Mali : forte augmentation des violences graves contre les enfants

« J’ai vu tout mon village brûler »

Mais il y a quelques mois, son enfance paisible a volé en éclats. Les violences entre groupes armés ont pris de l’ampleur, et dans leur sillage les vols et les meurtres. Ces attaques surviennent souvent la nuit, au moment où femmes et enfants sont vulnérables à la maison. C’est exactement ce qui est arrivé à Hamadou.

« Ils sont venus la nuit, raconte l’enfant. On a entendu des coups de feu, alors on a couru dans tous les sens. Ils ont  commencé à brûler des choses. On courait et je suis allé me cacher dans le creux d’un arbre dans la forêt. J’ai attendu jusqu’au lever du soleil que tout soit terminé. » Avec son frère et ses sœurs, Hamadou est resté dissimulé dans l’arbre. Leur village s’embrasait au loin.

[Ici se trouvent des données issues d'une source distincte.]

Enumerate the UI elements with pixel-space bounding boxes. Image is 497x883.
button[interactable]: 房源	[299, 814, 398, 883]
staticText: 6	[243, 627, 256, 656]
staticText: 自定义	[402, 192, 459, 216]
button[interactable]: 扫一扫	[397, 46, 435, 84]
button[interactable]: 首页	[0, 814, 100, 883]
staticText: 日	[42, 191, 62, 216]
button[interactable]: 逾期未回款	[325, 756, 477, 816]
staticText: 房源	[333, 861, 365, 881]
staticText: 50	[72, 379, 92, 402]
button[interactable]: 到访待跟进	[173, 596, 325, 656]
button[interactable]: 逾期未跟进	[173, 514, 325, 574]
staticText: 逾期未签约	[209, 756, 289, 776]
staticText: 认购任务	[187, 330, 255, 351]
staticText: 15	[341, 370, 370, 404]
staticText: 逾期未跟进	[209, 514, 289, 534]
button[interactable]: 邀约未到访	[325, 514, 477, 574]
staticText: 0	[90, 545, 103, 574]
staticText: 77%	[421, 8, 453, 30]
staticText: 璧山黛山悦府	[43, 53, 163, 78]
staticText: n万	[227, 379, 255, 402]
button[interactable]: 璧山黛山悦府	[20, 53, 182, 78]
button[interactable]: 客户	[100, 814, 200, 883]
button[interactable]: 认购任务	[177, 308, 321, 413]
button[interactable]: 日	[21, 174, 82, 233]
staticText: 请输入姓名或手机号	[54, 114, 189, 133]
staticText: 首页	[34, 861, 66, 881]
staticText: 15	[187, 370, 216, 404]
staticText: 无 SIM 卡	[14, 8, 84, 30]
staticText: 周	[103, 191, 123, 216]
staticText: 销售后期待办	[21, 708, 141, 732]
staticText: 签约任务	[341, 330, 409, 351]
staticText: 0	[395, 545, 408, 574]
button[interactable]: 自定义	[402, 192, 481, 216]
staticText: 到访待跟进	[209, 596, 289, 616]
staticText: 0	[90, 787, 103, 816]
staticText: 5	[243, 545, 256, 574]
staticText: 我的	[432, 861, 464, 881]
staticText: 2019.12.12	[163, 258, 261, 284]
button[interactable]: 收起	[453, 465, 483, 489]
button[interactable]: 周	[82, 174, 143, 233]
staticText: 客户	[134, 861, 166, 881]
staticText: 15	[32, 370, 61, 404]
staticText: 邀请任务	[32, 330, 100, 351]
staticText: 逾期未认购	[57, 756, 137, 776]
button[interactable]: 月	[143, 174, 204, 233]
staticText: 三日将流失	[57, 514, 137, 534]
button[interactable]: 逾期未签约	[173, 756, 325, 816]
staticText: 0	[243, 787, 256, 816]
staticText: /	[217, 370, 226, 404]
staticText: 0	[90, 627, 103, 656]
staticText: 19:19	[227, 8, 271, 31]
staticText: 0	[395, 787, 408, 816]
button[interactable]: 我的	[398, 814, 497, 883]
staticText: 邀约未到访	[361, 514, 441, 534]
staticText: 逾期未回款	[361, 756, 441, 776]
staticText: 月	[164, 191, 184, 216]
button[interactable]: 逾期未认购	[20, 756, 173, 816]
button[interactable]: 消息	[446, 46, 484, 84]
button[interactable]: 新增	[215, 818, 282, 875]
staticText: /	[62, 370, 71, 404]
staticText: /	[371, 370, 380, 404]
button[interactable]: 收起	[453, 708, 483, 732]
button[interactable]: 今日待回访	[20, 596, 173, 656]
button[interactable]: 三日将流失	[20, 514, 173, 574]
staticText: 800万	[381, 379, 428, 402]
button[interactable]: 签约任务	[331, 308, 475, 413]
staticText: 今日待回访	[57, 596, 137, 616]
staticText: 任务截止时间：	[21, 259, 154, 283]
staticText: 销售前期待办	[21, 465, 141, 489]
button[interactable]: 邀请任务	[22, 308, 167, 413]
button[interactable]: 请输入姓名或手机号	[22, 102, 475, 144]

« J’ai vu tout mon village brûler et j’ai entendu des gens crier », confie le petit garçon. À l’aube, Hamadou et sa famille ont cheminé parmi les décombres calcinés, pour emporter ce qui pouvait encore être sauvé. Il ne restait plus rien des manuels d’école d’Hamadou et parmi les objets qui avaient échappé au feu, il n’y avait rien d’utile à emporter hormis des seaux ou des matelas. Hamadou et les siens ont quitté les lieux le cœur serré : le père du petit garçon est resté introuvable.

Des enfants traumatisés

Les semaines, puis les mois se sont écoulés. Les souvenirs de cette nuit terrible ont peu à peu perdu de leur force. Il faut dire qu’Hamadou bénéficie grâce à UNICEF d’un soutien psychosocial, ce qui lui permet de guérir progressivement. Mais sa tristesse et son envie de revoir son père n’ont fait que croître. Sa famille a eu vent de rumeurs selon lesquelles il aurait été capturé, mais les bruits les plus fous courent tandis que la violence perdure et que la situation est toujours chaotique.

« Mon oncle a un téléphone, donc on attend qu’il reçoive des nouvelles, mais jusqu’ici, on n’a rien reçu. Quelqu’un dit l’avoir vu parmi des prisonniers à la télévision, mais on ne sait pas s’il est mort ou vivant », explique Hamadou. Même si le petit garçon est en sécurité dans l’abri mis à disposition par UNICEF, il doit composer avec la perte de son ancienne vie. Il est encore traumatisé par ce qui est arrivé à son père. Et les difficultés liées au fait d’être une famille déplacée dans un pays en guerre ne lui laissent que peu de temps pour gérer ce trauma.

Comme lui, de nombreux autres enfants ont connu la violence, la perte de proches ou un déplacement brutal et soudain. Au Mali, nos équipes ont constaté une hausse du nombre d’enfants tués ou mutilés. Les violences ont aussi provoqué d’importants déplacements de population, particulièrement au centre du pays. On compte plus de 70 000 déplacés autour de Mopti.

« Donner quelque chose en plus »

UNICEF et ses partenaires font tout pour venir en aide à Hamadou et aux autres enfants. Le jeune enfant a pu retourner à l’école et fréquente un Espace ami des enfants. Tous les enfants présents ont une histoire aussi lourde et pénible, mais ils suivent les cours avec attention et ils essaient de jouer malgré les circonstances.

« L’histoire d’Hamadou brise le cœur, confie Moussa Cisse qui travaille aux côtés d’UNICEF. On essaie de donner aux enfants les plus vulnérables un petit quelque chose plus et on voit des améliorations tous les jours. » Le rêve d’Hamadou, ce serait de retourner dans son village. Mais ce qu’il souhaite plus que tout, c’est de revoir son père.